His interest in Breakfast on Pluto was based on word of mouth, but he claims after seeing the film that it was a “perfect gala film.”

Breakfast on Pluto is based on the novel of the same name by Pat McCabe, and directed by Neil Jordan (The Butcher Boy, The End of the Affair). The two collaborated on screenwriting to make a film that is crafted much like a book—heavy on narration, with chapters dividing each separate story. These divisions do not take away from the film’s fluidity, however, but instead add to the jovial effect of the film.

The film opens with an introduction to Patricia “Kitten” Braden (Cillian Murphy), as a grown woman. Dressed in fashionable attire and pulling a baby tram down the streets of Ireland, she is an object of desire. From here we are traced back to the beginning of Patricia’s troubled life.

Patricia, or Patrick, Braden is the product of an illegitimate union between a Catholic priest, Father Liam (Liam Neeson), and his housekeeper (Eva Birthistle). Abandoned by his mother, and neglected by Father Liam, Patrick is raised by foster mother Ma Braden (Ruth McCabe), who does not approve of his penchant for lipstick and dresses.

His fascination with television star Mitzi Gaynor (who, according to local lore, resembles his real mother) only encourages his love of all things feminine.

Rising star Cillian Murphy (28 Days Later, Batman Begins) portrays Patricia with charisma and humour. Amidst her many obstacles, Murphy maintains the comical, down-to-earth qualities of this innocent, yet troubled character. Murphy is amazing in Breakfast on Pluto, and easily steals the show from the already established actors within the film.

Murphy is joined by Irish actress Ruth Negga, who plays the role of Patricia’s best friend Charlie. Negga won the prestigious Shooting Star award at Berlin’s International Film Festival, which will be certain to yield the actress more roles in the future.

Embraced only by outsiders, Patrick manages quite easily to disappoint the religious authorities at his Catholic school. For example, after an uncomfortable sex-ed session at Patrick’s school, the students are given a “problem box” to address their sexual curiosities anonymously on paper. The comment that Patrick leaves, needless to say, gets him into trouble. When asked by a friend what he had written, Patrick answers, “I wanted to know where I could get a good sex change.”

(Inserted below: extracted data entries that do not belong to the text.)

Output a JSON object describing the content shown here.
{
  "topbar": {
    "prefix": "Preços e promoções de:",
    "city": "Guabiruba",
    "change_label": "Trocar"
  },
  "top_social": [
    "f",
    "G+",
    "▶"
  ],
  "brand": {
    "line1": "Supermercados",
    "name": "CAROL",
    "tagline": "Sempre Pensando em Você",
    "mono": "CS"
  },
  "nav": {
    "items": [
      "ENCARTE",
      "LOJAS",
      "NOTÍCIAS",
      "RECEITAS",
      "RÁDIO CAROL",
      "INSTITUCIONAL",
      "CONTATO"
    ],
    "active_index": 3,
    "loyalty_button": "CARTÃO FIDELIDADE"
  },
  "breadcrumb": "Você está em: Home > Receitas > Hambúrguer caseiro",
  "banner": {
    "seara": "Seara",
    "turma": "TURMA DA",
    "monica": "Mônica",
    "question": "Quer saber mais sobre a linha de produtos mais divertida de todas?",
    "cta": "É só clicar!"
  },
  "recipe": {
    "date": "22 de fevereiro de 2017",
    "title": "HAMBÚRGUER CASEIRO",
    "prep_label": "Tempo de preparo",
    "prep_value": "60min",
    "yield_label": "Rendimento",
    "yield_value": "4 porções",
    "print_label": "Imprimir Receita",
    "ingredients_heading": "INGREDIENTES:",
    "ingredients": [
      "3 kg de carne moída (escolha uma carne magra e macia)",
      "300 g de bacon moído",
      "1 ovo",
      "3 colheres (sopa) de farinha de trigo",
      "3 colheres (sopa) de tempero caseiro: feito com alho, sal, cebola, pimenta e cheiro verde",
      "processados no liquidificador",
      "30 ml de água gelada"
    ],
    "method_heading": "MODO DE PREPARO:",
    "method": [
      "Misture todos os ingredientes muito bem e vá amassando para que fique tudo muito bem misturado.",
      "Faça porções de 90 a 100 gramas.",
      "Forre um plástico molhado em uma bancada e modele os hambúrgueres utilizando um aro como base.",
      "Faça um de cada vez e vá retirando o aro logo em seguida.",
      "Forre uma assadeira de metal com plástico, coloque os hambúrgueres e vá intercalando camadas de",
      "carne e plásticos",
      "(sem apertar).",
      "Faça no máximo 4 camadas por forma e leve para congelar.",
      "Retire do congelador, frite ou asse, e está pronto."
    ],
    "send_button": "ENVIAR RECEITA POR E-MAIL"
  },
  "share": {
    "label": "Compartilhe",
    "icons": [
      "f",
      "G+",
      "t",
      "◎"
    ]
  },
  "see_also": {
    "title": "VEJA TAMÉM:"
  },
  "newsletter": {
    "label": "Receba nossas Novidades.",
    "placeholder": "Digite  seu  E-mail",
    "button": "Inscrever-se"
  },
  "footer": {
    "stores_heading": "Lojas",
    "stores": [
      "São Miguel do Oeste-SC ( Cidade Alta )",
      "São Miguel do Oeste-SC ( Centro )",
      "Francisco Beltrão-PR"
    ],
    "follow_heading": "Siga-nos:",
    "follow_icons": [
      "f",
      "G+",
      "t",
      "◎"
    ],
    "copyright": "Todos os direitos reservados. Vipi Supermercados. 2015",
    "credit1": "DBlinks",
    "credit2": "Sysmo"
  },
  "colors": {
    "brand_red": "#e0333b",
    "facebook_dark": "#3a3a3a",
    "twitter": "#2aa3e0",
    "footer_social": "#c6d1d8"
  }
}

These persistent outbursts provide hilarity more than they address the controversy inherent within them.

Breakfast on Pluto becomes more than a light-hearted tale with the inclusion of the political tumult happening in Ireland at the time. The strength of Breakfast on Pluto is its ability to breathe relevancy into this political situation, while maintaining comedic undertones.

Once Patrick leaves his home in the fictional Irish town of Tyreleen to search for his mother in England, he begins his transformation from Patrick to Patricia, and takes up the nickname “Kitten.” The music of Breakfast on Pluto is the backbone role for the film. After all, the film takes its name from a 1969 Don Partridge hit. Glam-rock songs are plentiful throughout the film and serve to give viewers a strong sense of the film’s setting, amidst the sexually liberated youth of the early ’70s. Patricia even appears in a glam-rock band, during her relationship with Billy Hatchet (Gavin Friday), the lead singer of the band The Mohawks. It’s interesting to note that Friday is a popular Irish musician himself, and is a close friend of Bono of U2.

The most apt appearance in the film was that of Brian Ferry. The frontman of the ’70s glam-rock band Roxy Music has a brief role as Mr. Silky String, a man who mistakes Patricia for a prostitute.

In many ways Breakfast on Pluto plays like a Hollywood-type dramatic comedy. With this in mind, the film could prove to be very successful with a wider release. This would give Breakfast on Pluto the edge it needs to bring these issues of sexuality to a larger market, much like the way Brokeback Mountain and Transamerica already have.